I watched Natalie Portman’s A Tale of Love and Darkness last year, which is based on the autobiographical novel of the same name by Israeli author Amos Oz. But this collection of eight short stories was my first read by the author and now I’m intrigued to find more of his works.
Amos Oz’s compelling new fiction offers revelatory glimpses into the secrets and frustrations of the human heart, played out by a community of misfits united by political disagreement, intense dissatisfaction and lifetimes of words left unspoken.
Ariella, unhappy in love, confides in the woman whose husband she stole; Nahum, a devoted father, can’t find the words to challenge his daughter’s promiscuous lover; the old idealists deplore the apathy of the young, while the young are so used to kibbutz life that they can’t work out if they’re impassioned or indifferent. Arguments about war, government, travel and children are feverishly taken up and quickly abandoned – and amid this group of people unwilling and unable to say what they mean, Martin attempts to teach Esperanto.
While Between Friends was certainly a quick read, only two tales out of the eight stood out in my eyes. The first one being the introducing story, “The King of Norway,” which chronicles the life of Zvi Provizor, a middle-age bachelor who likes to carry the sorrows of the world on his shoulders. (“Closing your eyes to the cruelty of life is, in my opinion, both stupid and sinful. There’s very little we can do about it. So we have to at least acknowledge it.”)
This story resonated deeply with its discussions of Provizor’s emotional issues, in particular the fact that he doesn’t like being touched.
“Never in his adult life had he touched another person intentionally, and he went rigid whenever he was touched. He loved the feel of loose earth and the softness of young stems, but the touch of others, men or women, caused his entire body to stiffen and contract as if he’d been burned. He always tried to avoid handshakes, pats on the back, or the accidental rubbing of elbows at the table in the dining hall.”

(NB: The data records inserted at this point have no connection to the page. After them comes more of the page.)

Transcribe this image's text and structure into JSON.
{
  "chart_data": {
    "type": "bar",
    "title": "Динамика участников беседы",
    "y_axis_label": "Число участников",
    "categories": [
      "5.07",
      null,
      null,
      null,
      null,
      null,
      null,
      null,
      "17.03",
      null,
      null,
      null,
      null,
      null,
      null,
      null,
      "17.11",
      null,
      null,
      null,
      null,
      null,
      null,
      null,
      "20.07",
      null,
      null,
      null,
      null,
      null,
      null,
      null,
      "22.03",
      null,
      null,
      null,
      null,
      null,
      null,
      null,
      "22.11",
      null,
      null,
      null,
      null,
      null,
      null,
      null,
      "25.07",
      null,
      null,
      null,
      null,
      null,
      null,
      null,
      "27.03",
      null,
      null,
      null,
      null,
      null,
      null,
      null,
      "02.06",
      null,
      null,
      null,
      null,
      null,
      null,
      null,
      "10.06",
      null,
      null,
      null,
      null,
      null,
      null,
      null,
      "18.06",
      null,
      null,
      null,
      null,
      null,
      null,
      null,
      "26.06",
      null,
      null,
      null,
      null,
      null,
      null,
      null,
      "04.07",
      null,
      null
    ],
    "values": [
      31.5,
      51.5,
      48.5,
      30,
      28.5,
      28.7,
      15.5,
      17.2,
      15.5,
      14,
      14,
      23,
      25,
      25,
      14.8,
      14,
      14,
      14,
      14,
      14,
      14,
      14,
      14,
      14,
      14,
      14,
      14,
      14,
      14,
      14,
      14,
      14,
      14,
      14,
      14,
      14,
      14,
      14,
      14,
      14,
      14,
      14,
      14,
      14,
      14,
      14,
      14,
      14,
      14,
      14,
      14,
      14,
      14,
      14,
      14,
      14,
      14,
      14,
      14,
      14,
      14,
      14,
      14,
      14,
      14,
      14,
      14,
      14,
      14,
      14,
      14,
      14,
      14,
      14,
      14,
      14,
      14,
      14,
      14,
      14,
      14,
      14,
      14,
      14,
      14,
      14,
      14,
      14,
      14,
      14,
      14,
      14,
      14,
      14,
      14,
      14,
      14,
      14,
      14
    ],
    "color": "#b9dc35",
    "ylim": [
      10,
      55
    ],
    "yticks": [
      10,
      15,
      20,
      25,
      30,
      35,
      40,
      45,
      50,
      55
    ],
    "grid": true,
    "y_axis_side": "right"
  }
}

And the following tale I liked was titled “Father,” which follows sixteen-year-old Moshe Yashar with his quiet and gentle manner. It delivered everything I didn’t know I wanted from this collection. And the one thing that stood out the most was this next paragraph on animal cruelty and veganism.
“Someday, Moshe thought, a future generation will call us murderers, unable to comprehend how we could eat the flesh of creatures like ourselves, rob them of the feel of the earth and the smell of the grass, hatch them in automatic incubators, raise them in crowded cages, force-feed them, steal all their eggs before they hatch, and finally, slit their throats, pluck their feathers, tear them limb from limb, gorge ourselves on them and drool and lick the fat from our lips.”
Such a powerful passage to secure my ongoing interest. To paraphrase Moshe, I kept finding myself deeply touched by the enigmas contained in these pages. Discussing “big, simple truths: loneliness and longing, desire and death.”
However, one subtle thing I noticed the more I read on was how similarly the inner qualities of the narrators were described. The word ‘quiet’ was used an absurd amount of times to describe every single one of them. We had “quietly persistent,” “quiet” and “composed,” “quiet persistence,” etc. So either the translator or the author went a little overboard… And this then lead to each short story blending into the next one, until it became difficult to distinguish the voices.
On a brighter note, I did enjoy the fact that all the tales were connected in one way or another, so that we got closure on certain storylines that weren’t quite finished before. Also, I cherished the fact that these quietly moving stories were set on around the kibbutz movement.
All in all: This was a great introduction to Amos Oz’s writing style and I’m eager to continue on.